Ask yourself what you really want. Tap into your higher self. Do you really want to make your ex miserable, or do you really want to make this as easy as possible for your children? Which is more important to you?
I’m not saying it’s easy, but I am saying that it’s right.
Step 4 - Create something new
There is a popular line separating parents use when talking to their children about separation and divorce. It’s become very trendy to say to our children, “We’ll still be a family, just a different kind of family.” Then we go on to list all the different kinds of families out there, from families with one mom or two dads to families that live together and finally those that live apart.
I am all for this narrative, as long as it’s the truth. I’ve watched friends say this to their children and then act as anything but a family. I’ve watched friends tell their two year olds that they’ll always be a family and then scream, hurl insults and phones, break furniture, take down every picture in the house that shows them as a family and cause complete destruction right in front of their children's watchful eyes. Given that that’s the kind of family they grew up in, it’s not really surprising, however it is horribly destructive and given some really hard work, it is avoidable.
And so my final step in this process is about envisioning what it is you want to create next with your ex. What kind of family do you want to be? Early on, my ex and I chose, consciously, to be the kind of family that had holidays together, had a somewhat seamless relationship, had keys to each other’s houses, helped out with each other’s animals and communicated daily about our son. Over time, this has shifted—but that’s how we started. This may not work for everyone, and I would never prescribe it, but it did work for us, and helped ease our son into the process of divorce.

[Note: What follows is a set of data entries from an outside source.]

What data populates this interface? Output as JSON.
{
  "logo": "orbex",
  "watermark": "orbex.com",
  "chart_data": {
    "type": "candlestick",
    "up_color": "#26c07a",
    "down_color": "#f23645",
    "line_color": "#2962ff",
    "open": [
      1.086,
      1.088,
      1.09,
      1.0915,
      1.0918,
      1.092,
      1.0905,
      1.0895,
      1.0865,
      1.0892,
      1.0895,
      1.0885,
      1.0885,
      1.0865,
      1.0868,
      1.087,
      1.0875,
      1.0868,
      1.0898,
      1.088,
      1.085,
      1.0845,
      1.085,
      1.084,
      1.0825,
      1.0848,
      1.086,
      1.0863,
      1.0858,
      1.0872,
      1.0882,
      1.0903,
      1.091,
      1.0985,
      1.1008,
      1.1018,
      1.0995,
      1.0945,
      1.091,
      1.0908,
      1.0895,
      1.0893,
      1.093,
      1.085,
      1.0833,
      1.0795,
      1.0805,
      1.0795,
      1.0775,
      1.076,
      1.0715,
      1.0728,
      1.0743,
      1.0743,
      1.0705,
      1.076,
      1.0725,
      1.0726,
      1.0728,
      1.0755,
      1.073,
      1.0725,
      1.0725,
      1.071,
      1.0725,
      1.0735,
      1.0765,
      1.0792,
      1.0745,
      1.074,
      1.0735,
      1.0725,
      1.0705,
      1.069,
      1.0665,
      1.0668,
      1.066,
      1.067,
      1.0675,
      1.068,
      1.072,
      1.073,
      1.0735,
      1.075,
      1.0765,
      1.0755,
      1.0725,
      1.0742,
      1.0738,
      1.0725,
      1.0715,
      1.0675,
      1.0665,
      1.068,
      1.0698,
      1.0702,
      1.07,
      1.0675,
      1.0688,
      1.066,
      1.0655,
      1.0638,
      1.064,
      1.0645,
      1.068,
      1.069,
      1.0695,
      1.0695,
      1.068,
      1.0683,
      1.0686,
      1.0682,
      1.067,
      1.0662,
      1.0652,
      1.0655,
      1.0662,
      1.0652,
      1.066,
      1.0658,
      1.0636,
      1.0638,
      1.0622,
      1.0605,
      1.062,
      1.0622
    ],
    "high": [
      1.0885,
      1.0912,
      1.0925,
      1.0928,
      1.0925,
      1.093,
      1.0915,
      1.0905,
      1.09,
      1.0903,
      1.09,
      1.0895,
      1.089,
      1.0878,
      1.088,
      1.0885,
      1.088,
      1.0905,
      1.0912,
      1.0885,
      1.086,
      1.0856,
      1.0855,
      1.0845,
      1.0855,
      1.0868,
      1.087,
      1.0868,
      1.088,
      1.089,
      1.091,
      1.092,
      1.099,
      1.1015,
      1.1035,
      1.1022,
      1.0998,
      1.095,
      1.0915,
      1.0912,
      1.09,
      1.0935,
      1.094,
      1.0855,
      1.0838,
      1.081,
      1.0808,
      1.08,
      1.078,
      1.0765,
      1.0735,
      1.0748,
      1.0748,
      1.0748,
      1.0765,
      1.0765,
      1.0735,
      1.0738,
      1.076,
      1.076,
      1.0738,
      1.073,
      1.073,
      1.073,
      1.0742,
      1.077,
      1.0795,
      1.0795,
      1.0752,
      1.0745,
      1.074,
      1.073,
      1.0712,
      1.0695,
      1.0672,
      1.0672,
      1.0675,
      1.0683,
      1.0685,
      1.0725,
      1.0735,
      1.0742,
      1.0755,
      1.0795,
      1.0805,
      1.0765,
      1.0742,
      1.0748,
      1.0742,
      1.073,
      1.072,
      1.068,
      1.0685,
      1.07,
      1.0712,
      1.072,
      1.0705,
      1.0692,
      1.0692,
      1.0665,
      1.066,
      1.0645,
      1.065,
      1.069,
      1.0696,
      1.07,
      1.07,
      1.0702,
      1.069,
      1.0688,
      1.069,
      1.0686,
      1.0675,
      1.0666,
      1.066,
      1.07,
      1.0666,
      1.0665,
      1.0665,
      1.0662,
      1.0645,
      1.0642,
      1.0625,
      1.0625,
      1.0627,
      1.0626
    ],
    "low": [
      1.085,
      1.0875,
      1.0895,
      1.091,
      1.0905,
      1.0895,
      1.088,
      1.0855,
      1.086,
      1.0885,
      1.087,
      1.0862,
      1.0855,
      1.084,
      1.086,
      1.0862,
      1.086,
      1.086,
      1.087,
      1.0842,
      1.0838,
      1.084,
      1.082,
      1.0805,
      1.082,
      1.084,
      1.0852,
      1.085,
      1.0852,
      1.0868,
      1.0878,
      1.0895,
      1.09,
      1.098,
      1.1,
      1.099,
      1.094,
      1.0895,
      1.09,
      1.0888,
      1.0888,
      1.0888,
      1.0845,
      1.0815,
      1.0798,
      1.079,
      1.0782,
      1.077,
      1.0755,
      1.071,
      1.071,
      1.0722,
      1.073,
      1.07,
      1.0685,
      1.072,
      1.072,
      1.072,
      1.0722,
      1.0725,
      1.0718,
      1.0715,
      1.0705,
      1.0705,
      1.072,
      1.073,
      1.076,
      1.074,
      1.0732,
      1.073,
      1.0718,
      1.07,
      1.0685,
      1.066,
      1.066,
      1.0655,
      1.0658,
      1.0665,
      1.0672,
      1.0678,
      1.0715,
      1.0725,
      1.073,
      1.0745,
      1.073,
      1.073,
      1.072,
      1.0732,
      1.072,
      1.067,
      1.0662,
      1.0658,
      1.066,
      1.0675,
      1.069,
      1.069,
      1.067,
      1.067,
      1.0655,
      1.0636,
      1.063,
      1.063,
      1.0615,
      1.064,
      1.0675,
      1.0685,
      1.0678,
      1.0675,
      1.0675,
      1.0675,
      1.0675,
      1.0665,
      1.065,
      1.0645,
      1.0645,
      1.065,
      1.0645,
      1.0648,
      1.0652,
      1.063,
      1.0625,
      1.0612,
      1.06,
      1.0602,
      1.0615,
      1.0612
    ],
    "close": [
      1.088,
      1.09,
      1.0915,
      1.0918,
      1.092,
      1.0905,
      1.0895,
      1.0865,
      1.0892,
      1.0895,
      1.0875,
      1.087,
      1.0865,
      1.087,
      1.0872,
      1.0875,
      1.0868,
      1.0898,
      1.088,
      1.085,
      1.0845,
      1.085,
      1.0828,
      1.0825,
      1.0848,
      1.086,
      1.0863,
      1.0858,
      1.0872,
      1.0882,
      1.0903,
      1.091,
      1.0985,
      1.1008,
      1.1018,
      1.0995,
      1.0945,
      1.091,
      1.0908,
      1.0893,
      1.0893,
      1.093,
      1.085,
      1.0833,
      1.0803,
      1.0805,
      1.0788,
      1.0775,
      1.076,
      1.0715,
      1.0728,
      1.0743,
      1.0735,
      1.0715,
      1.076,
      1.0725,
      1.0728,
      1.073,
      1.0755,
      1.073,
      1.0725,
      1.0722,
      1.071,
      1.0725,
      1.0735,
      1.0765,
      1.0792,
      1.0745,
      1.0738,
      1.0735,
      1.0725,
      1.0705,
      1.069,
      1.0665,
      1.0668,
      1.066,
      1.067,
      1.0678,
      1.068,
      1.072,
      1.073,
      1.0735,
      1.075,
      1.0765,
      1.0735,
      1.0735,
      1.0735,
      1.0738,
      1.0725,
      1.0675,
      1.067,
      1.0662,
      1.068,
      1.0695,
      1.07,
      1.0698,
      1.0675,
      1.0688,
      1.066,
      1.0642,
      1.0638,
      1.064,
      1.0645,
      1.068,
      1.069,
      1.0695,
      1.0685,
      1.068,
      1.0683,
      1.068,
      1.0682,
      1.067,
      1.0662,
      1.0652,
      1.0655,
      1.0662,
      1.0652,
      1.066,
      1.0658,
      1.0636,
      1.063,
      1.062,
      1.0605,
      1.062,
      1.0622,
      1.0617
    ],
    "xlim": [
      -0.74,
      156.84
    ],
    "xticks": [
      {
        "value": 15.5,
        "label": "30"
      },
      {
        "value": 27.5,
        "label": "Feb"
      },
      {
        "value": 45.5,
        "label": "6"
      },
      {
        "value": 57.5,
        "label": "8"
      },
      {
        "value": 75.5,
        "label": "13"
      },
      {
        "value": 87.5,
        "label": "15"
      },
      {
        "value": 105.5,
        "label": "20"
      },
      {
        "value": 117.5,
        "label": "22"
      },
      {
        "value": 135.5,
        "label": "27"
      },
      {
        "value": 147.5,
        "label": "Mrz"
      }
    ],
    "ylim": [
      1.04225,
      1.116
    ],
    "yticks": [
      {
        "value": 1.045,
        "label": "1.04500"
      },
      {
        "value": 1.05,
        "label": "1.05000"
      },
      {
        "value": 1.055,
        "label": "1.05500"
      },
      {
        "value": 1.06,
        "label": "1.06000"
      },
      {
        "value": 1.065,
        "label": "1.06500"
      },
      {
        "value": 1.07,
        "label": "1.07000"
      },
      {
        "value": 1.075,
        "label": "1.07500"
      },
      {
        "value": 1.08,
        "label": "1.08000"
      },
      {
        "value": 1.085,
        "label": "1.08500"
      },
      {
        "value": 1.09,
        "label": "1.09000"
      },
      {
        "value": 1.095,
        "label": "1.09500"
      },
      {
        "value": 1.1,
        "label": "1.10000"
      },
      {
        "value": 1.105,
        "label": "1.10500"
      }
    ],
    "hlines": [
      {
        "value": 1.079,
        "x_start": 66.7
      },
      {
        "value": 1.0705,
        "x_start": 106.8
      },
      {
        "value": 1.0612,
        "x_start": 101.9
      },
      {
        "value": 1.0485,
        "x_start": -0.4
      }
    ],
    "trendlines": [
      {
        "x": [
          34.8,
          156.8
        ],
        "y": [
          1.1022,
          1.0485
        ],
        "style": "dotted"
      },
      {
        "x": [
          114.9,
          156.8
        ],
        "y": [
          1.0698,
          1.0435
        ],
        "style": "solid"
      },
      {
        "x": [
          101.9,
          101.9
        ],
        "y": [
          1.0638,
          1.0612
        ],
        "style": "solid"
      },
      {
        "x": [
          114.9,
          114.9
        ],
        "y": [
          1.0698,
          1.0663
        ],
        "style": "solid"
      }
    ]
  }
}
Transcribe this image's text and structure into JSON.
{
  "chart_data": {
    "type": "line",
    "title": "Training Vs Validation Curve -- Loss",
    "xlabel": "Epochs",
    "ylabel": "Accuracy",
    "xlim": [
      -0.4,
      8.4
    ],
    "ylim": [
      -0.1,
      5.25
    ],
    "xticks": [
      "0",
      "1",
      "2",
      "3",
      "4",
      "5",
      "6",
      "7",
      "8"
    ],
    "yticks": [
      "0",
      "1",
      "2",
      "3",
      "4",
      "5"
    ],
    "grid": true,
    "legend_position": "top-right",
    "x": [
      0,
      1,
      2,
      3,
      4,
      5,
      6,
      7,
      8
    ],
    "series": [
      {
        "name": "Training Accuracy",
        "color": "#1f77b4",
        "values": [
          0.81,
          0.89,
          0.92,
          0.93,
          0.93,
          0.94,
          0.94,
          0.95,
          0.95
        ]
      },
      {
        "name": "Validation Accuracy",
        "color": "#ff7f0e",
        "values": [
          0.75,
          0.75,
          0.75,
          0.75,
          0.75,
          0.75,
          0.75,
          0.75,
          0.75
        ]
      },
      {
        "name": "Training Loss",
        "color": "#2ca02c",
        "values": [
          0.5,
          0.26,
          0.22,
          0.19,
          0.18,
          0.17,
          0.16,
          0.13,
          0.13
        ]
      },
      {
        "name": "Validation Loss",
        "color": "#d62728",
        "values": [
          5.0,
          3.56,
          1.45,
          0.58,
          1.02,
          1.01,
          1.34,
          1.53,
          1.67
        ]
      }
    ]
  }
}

So what is it for you? Get really clear on it. Make a list that clearly defines what you want to create. This is about creating something new, so if you had a magic wand, what would you want to create?
Once you’ve created your list, give it to your partner. Now that you’re holding your partner’s list, highlight the things on his or her list that you agree with. Keep your judgment out of it and reach into your compassion-reserve. Be as neutral as possible. Once you’ve each highlighted what you agree upon, write out a new list with only those things on it that you’ve both agreed on. What’s missing? What’s emerging? Are there things you can agree to add? Know that this will ebb and flow over time, so be willing to revisit it together in the future.
This process will help you and your partner (because you are still partners) create something you can agree upon. There will be a lack of resentment and confusion in the future, your kids will be clear on what to expect from their lives with you together-apart and when things come up in your future as parents, you will already know how to deal with them.